Surg Open Sci. 2020 Jul 19;2(4):12-18. doi: 10.1016/j.sopen.2020.07.001. eCollection 2020 Oct.

ABSTRACT

INTRODUCTION: This study aims to understand patient factors associated with refusal of surgery for nonmetastatic colorectal cancer and the associated cancer-specific mortality.

METHODS: Patients diagnosed with nonmetastatic colorectal cancer between 2004 and 2015 from the Surveillance, Epidemiology, and End Results Program were included.

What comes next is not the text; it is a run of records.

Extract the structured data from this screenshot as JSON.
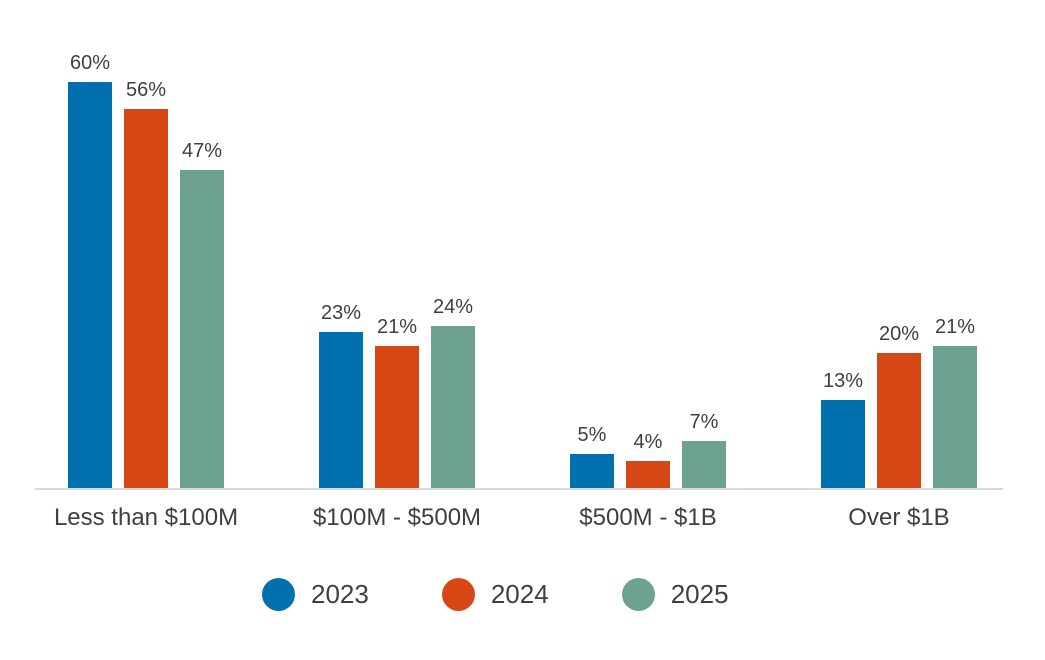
{
  "chart_data": {
    "type": "bar",
    "title": "",
    "xlabel": "",
    "ylabel": "",
    "unit": "%",
    "ylim": [
      0,
      60
    ],
    "grid": false,
    "legend_position": "bottom",
    "categories": [
      "Less than $100M",
      "$100M - $500M",
      "$500M - $1B",
      "Over $1B"
    ],
    "series": [
      {
        "name": "2023",
        "color": "#0071AE",
        "values": [
          60,
          23,
          5,
          13
        ],
        "labels": [
          "60%",
          "23%",
          "5%",
          "13%"
        ]
      },
      {
        "name": "2024",
        "color": "#D54715",
        "values": [
          56,
          21,
          4,
          20
        ],
        "labels": [
          "56%",
          "21%",
          "4%",
          "20%"
        ]
      },
      {
        "name": "2025",
        "color": "#6DA192",
        "values": [
          47,
          24,
          7,
          21
        ],
        "labels": [
          "47%",
          "24%",
          "7%",
          "21%"
        ]
      }
    ]
  },
  "legend": {
    "items": [
      {
        "label": "2023",
        "color": "#0071AE"
      },
      {
        "label": "2024",
        "color": "#D54715"
      },
      {
        "label": "2025",
        "color": "#6DA192"
      }
    ]
  },
  "colors": {
    "axis_line": "#D9D9D9",
    "label_text": "#3F3F3F",
    "background": "#FFFFFF"
  }
}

RESULTS: A total of 152,731 (99.4%) patients underwent surgery, and 983 (0.6%) refused surgery. Independent predictors of refusal included male sex, older age, minority race, single relationship status, being uninsured, more recent date of diagnosis, having an earlier stage of diagnosis, and rectal versus colon cancer. Refusing surgery for nonmetastatic colorectal cancer increased cancer-specific mortality (adjusted hazard ratio 5.10, 95% confidence interval 4.62-5.62).

CONCLUSION: Most patients diagnosed with nonmetastatic colorectal cancer undergo surgery in the United States. However, refusal of surgery is increasing and associated with higher cancer-specific mortality. A better understanding of surgical decision making in colorectal cancer is urgently needed.